PPP loans sustained many businesses during shutdown
The first headline popped up at 2:30 p.m. Monday. Congressman and auto dealer Mike Kelly and his company received a PPP loan of between $600,000 and $1.4 million dollars for his combined dealerships.
They were among 660,000 businesses, including the Butler Eagle, that received these loans. If you read far enough into any of the multitude of stories about the people receiving loans, you will read a clarification that Kelly’s company did nothing wrong and was clearly eligible for the loan. That is still not going to eliminate all the screaming from political opponents and persons who don’t like anyone being more successful than they are.
The purpose of the PPP loans was to sustain payrolls for companies that had been mostly shut down due to the coronavirus pandemic. We editorialized from the beginning that it was the worst, strangest thing we had ever encountered in business. It was a challenge to hurry and spend the money, but do so within the rules. Spend as much as they determined you deserved, but blow through it in eight weeks.
Speaking as a business that applied for and received life-sustaining funds through the program, it was the only way our doors could remain open through the months of March, April, May and June. Without those funds to cover our payroll, we would have had to shut down until advertisers were able to open back up for business.
Car dealers were certainly in the same boat. They lost almost all their sources of revenue just as we did. So, that justifies any of the Butler County car dealers applying for and accepting PPP loans. Before you make the accusation that our position is based on advertising dollars, you should note that car dealers were once our biggest and best advertisers, but today we benefit very little from them.
But some of you are already claiming Kelly Automotive should not be treated the same as all the others because of Mike Kelly being a Congressman, and because he and his family have access to funds that others do not. It doesn’t seem to matter that most of those funds were not and are not directly derived from the car dealership. The roughly 200 employees who get paychecks signed by Kelly would have had to be laid off and put on unemployment instead.
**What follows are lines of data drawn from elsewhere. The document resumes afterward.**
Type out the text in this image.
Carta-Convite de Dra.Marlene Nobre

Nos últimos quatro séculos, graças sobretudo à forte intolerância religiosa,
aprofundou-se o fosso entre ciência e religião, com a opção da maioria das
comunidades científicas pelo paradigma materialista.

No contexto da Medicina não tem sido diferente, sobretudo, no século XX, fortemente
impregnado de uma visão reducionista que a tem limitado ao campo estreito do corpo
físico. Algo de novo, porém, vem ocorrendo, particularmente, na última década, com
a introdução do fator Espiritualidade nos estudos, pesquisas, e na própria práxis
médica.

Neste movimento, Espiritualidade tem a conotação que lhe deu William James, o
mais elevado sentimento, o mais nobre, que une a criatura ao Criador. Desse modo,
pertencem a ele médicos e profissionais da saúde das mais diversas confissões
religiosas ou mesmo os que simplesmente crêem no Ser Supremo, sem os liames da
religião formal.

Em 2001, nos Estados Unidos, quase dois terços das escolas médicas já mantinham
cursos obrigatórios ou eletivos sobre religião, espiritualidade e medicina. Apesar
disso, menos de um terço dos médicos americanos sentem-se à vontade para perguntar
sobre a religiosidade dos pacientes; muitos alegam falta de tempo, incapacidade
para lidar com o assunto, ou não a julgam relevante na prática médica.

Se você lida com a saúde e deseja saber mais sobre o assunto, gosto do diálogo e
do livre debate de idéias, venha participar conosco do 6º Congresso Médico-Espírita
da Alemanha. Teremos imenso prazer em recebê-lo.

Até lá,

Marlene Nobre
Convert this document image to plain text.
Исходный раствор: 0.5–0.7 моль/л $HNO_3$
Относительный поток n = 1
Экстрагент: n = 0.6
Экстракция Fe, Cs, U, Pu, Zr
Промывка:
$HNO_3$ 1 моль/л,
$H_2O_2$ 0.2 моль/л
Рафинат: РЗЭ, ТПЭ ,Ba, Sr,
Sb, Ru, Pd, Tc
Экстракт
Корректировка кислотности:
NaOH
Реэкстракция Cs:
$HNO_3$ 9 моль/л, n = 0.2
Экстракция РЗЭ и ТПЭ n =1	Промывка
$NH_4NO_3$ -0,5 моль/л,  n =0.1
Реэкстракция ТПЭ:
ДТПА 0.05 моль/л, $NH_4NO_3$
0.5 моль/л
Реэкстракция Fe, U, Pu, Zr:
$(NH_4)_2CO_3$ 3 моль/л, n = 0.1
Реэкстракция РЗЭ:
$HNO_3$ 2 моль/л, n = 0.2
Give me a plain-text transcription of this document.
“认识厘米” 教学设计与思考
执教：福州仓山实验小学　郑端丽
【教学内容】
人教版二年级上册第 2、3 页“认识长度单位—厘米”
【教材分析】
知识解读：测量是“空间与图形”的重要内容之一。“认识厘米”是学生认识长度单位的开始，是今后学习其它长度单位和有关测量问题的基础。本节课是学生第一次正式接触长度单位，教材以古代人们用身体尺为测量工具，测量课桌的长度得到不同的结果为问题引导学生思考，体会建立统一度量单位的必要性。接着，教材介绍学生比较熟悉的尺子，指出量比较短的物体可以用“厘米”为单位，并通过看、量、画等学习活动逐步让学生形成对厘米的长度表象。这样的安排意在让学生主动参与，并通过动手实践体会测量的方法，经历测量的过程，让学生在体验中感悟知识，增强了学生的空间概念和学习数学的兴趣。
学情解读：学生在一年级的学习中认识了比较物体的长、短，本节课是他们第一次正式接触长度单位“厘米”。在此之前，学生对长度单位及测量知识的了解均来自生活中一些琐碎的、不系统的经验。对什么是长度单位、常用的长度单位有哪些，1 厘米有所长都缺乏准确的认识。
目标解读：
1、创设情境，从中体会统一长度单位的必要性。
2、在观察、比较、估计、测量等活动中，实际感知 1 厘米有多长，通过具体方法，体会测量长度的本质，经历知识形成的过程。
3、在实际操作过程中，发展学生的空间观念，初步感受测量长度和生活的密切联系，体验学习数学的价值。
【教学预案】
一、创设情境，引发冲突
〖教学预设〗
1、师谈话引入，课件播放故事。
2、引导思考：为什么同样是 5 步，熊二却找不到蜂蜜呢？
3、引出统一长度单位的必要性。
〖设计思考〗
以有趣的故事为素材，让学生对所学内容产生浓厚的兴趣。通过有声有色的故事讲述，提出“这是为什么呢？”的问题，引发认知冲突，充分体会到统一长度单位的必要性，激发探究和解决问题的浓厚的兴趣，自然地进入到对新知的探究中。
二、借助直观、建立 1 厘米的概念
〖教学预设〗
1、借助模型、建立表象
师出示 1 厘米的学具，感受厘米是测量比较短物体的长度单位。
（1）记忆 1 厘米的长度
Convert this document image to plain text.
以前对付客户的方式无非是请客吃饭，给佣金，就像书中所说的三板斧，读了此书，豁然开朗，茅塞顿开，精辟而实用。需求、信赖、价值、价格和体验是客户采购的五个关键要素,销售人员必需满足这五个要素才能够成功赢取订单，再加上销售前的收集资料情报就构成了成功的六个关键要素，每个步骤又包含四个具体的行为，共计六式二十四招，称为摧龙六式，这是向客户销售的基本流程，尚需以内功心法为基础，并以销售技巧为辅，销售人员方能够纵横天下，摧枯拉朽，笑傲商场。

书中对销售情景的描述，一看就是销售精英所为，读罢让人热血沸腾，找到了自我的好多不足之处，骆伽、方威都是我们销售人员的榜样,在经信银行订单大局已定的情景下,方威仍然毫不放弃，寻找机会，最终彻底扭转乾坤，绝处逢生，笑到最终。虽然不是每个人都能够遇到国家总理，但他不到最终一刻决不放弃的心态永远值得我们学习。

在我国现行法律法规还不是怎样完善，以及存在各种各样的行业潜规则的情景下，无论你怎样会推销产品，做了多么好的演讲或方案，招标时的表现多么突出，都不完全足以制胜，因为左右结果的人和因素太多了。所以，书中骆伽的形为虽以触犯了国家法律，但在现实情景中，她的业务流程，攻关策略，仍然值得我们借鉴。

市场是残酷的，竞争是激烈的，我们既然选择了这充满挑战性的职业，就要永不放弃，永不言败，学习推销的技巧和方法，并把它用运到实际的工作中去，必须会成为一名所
Or did you expect a privately owned company should just continue to pay their workers after the state forces them to close the business?
Some of you just answered that question with a “yes” simply because the Kelly family has been successful.
Let us remind you that even prior to running for office, Mike Kelly was an integral part of this community, and he and his extended family were second to none in giving to nonprofits and charities. They also have sat on almost every board in the county.
Maybe the easy way to view this is that no elected official should be able to receive funds for a business from this type of program. Many people feel the system already gives them too much in salary and benefits. If that is the case, then new laws need to be written. But as it stands today, there is nothing wrong with each and every eligible business in Butler County getting their share of the PPP money. That includes ones owned by congressmen.